South Korea’s already slim chances have taken a hit in the buildup to the match when captain Ki Sung-yueng was ruled out with a left calf injury. The Swansea midfielder is South Korea’s most experienced player, with 104 appearances with the national team.

Defender Park Joo-ho will also be absent because of a thigh injury he picked up against Sweden in their opening match.

“They are very important players, strategically and mentally,” Son said. “They are important for other players, too. Unfortunately they are injured. Ki Sung-yueng is really a pillar for our team, he takes lot of pressure from us. He is irreplaceable, but our morale is not too bad.”

South Korea coach Shin Tae-yong did not reveal which player would captain his side against Germany, just saying the role would not be for the faint-hearted.

“Ki Sung-yueng’s injury was something I’d never imagined, and it gives me a headache at the moment,” he said. “We will see who feels the less pressure, the less emotional. He will be the one who earns the armband.”

South Korea has lost twice to Germany at the World Cup and will need to spring a major surprise to defeat the four-time champions, who put their campaign back on track with a late 2-1 win over Sweden. Germany now needs to beat South Korea by at least two goals to be guaranteed a spot in the last 16.

Shin said he did not have enough time to prepare for the crunch match and hoped for a different scenario.

“Actually not everything has gone as planned in this group for us,” Shin said. “And it’s the same for Germany. They should have won their first two games, and the third game could have been a little bit easier for them. I think that it would have been easier for us, too. And now the situation is more complex, Germany will be a much tougher opponent than we first expected.”

After a shock 1-0 loss to Mexico in its opener, Germany recovered with a last-grasp win over Sweden and now hopes to build on the momentum to secure a convincing win against South Korea.

Germany coach Joachim Loew said his players will be wary of the speed and pace of their opponents to avoid getting caught on the break. Germany has conceded goals in its past seven matches and has been vulnerable to counterattacks since the start of the tournament.

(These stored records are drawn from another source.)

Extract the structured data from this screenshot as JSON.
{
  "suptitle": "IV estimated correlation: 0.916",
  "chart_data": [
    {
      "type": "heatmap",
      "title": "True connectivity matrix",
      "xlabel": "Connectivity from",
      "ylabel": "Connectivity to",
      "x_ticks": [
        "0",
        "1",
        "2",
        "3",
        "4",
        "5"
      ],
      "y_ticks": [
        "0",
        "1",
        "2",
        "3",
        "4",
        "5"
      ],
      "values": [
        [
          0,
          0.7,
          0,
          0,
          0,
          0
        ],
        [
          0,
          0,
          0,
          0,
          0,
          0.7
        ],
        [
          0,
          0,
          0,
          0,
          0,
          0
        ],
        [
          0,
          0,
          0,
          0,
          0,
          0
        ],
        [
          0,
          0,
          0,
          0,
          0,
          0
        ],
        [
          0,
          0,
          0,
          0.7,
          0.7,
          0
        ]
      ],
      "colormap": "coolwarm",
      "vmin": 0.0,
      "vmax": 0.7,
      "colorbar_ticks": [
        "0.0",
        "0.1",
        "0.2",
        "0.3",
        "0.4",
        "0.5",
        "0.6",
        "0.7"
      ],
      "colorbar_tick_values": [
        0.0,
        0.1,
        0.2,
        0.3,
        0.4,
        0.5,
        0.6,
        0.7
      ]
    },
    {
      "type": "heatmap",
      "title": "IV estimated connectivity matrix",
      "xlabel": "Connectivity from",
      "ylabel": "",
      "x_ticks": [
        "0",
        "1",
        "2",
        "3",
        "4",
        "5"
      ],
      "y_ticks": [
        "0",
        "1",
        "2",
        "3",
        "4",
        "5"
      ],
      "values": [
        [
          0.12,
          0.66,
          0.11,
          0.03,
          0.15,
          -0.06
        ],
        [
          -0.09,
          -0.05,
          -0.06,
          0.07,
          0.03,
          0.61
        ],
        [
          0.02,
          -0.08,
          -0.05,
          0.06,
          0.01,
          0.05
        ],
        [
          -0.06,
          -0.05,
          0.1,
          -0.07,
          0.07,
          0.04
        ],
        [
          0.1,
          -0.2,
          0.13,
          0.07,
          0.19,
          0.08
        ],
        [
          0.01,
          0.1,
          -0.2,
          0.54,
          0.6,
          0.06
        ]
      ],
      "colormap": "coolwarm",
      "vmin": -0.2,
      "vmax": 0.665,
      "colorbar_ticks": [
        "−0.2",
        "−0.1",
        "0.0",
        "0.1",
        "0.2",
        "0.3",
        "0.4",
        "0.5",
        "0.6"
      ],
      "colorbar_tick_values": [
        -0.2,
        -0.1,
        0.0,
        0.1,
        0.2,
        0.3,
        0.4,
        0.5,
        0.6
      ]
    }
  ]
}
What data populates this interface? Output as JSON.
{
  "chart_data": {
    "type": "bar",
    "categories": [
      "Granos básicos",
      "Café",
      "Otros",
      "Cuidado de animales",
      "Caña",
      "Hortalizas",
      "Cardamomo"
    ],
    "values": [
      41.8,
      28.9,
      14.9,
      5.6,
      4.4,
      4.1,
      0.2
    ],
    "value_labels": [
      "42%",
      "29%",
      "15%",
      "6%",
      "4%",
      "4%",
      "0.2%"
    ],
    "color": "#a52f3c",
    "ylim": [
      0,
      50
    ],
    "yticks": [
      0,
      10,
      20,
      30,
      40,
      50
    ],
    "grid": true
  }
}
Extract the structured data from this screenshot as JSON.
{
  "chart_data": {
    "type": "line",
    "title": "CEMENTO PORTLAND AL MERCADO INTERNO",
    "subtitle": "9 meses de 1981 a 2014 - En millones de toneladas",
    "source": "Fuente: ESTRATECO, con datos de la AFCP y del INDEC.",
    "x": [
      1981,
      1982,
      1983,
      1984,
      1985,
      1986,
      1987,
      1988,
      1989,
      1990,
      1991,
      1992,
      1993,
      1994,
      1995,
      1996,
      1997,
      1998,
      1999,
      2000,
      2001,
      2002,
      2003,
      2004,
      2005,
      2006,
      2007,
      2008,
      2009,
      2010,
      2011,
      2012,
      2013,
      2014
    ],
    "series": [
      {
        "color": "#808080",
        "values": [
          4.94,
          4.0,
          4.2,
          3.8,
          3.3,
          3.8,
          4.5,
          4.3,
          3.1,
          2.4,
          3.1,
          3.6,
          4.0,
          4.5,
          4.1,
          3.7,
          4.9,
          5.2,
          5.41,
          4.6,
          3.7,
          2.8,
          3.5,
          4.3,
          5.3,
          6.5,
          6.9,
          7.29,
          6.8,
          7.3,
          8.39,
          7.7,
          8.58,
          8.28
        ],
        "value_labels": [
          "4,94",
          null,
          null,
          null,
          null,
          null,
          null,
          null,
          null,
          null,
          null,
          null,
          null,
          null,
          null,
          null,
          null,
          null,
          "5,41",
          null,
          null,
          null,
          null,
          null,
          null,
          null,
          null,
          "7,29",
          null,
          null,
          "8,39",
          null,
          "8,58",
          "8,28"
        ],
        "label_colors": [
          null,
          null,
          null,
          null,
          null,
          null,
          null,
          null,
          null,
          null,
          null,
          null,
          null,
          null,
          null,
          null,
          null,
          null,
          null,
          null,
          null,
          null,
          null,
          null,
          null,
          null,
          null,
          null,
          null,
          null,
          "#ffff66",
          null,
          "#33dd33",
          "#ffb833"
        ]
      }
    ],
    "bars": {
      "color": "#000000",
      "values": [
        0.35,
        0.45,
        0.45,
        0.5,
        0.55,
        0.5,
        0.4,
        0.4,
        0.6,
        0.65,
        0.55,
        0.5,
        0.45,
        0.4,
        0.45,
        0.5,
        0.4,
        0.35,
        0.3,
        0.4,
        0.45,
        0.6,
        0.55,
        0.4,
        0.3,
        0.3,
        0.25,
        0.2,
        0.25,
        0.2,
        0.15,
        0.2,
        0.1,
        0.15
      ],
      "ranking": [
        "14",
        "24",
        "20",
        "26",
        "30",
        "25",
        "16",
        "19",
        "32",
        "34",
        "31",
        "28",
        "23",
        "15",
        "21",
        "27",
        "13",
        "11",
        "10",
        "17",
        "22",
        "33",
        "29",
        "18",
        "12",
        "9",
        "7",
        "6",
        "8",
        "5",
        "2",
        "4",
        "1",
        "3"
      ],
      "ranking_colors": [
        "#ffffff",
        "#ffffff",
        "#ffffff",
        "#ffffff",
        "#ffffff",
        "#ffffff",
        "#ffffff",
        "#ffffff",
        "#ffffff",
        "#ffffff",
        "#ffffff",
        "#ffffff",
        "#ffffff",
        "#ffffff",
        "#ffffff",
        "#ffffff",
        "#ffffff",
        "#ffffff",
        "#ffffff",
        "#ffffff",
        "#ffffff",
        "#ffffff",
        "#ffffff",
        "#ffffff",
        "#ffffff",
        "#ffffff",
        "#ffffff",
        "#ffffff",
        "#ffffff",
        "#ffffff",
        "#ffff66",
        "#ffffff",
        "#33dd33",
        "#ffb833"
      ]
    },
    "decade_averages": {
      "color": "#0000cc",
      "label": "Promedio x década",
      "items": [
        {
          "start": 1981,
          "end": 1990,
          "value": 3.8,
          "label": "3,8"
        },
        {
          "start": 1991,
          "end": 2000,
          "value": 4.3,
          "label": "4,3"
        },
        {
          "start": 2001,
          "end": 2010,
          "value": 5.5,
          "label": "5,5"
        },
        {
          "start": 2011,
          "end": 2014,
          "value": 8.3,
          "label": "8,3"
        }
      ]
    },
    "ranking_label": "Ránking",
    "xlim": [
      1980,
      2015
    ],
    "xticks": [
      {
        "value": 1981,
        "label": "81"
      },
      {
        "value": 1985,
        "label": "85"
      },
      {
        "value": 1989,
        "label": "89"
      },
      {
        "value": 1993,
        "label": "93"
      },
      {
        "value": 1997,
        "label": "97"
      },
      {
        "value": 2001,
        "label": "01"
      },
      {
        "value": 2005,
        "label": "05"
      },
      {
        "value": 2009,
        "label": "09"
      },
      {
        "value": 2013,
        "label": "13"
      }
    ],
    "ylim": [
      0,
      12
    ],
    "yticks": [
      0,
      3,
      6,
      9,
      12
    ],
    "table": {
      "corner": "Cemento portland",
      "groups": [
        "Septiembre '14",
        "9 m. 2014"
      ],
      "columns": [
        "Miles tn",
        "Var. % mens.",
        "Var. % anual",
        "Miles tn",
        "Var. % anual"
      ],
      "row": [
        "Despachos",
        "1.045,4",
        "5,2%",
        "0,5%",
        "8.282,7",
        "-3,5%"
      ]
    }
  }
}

“South Korea has players who can execute fast breaks, we will try to adapt,” Loew said. “We made numerous mistakes against Mexico, fewer against Sweden, but we still lost the ball in midfield. We have to make sure we don’t lose the ball as easily.”

Loew will be without midfielder Sebastian Rudy, who has not fully recovered from surgery on his broken nose, while defender Jerome Boateng is suspended after receiving a red card against Sweden.

The German coach said all other players are available, including playmaker Mesut Ozil and midfielder Sami Khedira, who were dropped from the starting lineup against Sweden.

“After the match against Mexico, Mesut has showed a very good reaction at training, that is what I expected from him,” Loew said. “It was the same for the others and Khedira.”